What is the point of preaching? To point out what we as sophisticated adults once knew as charming children. It isn't properly insight or understanding that we need, unless we have fooled ourselves through our reason and thus need a proper rational counterbalance which undoes the damage already done. This is most certainly the case more and more often with a society whose more intellectually prone members are continually blooming towards rationalism and consequently away from intuition. To realize that God exists and that in a paradoxical sense all is right despite the immediate madness that surrounds us isn't grasped solely through the mind, although the mind is involved in the process.
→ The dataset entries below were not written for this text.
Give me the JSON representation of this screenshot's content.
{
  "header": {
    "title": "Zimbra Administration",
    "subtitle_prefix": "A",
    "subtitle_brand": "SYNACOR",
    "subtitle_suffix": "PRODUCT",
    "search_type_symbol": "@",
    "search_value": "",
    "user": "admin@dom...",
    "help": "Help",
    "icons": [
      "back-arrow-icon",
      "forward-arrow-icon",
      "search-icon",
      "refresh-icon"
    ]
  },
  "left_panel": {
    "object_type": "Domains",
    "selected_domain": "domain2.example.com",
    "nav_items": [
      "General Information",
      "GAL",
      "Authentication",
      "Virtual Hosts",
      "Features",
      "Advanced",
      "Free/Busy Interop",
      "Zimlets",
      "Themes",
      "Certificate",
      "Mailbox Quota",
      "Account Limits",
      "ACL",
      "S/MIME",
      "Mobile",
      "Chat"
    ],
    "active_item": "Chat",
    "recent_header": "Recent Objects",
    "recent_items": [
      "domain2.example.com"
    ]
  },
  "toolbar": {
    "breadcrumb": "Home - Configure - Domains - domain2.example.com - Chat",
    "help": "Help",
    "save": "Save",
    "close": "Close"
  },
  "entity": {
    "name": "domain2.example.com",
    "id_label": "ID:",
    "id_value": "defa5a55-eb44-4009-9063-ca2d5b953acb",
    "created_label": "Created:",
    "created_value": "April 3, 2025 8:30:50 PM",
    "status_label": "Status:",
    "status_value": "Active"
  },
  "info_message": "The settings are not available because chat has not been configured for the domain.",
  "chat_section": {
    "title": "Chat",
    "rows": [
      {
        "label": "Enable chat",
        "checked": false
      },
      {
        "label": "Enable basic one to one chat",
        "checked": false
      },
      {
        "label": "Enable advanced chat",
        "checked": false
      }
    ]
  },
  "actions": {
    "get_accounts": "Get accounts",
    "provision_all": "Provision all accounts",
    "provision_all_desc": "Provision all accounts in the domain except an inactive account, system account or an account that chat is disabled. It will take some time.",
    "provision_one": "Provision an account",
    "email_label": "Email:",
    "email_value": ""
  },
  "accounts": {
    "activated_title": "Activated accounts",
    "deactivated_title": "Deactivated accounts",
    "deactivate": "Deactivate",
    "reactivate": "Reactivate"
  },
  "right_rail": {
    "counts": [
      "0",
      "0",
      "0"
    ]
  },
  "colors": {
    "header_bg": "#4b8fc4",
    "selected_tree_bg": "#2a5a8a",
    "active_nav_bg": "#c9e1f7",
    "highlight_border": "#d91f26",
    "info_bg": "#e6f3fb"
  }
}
The mystique of faith is precisely that God has implanted a conviction in human beings that is very much a power in their lives -- a power that is both impervious to doubt and incapable of proving itself. We have too often understood faith as relating to cognition, to correct belief, rather than something beyond (or before) this; and once again, basic beliefs come with the deal, but are not defined by it. The act of coming to faith isn't specifically a reception of information, but rather analogous to a man who hears an old song he had been somehow missing for years, and upon hearing he says "that's it! I knew it went something like that."

It's important to keep the order that Anselm has presented intact: faith seeks understanding. Understanding can never seek faith. Reason only invites an infinite number of reasons, and this is the nature of the reasoning mind. Understanding can, however, clear away misunderstandings about faith, and this is the task for the philosopher, the theologian, the apologist. But faith essentially remains ineffable, a given that precedes comprehension and reason. Indeed, it is part of the wonder of wisdom for the heart set correctly to the rhythm of the universe.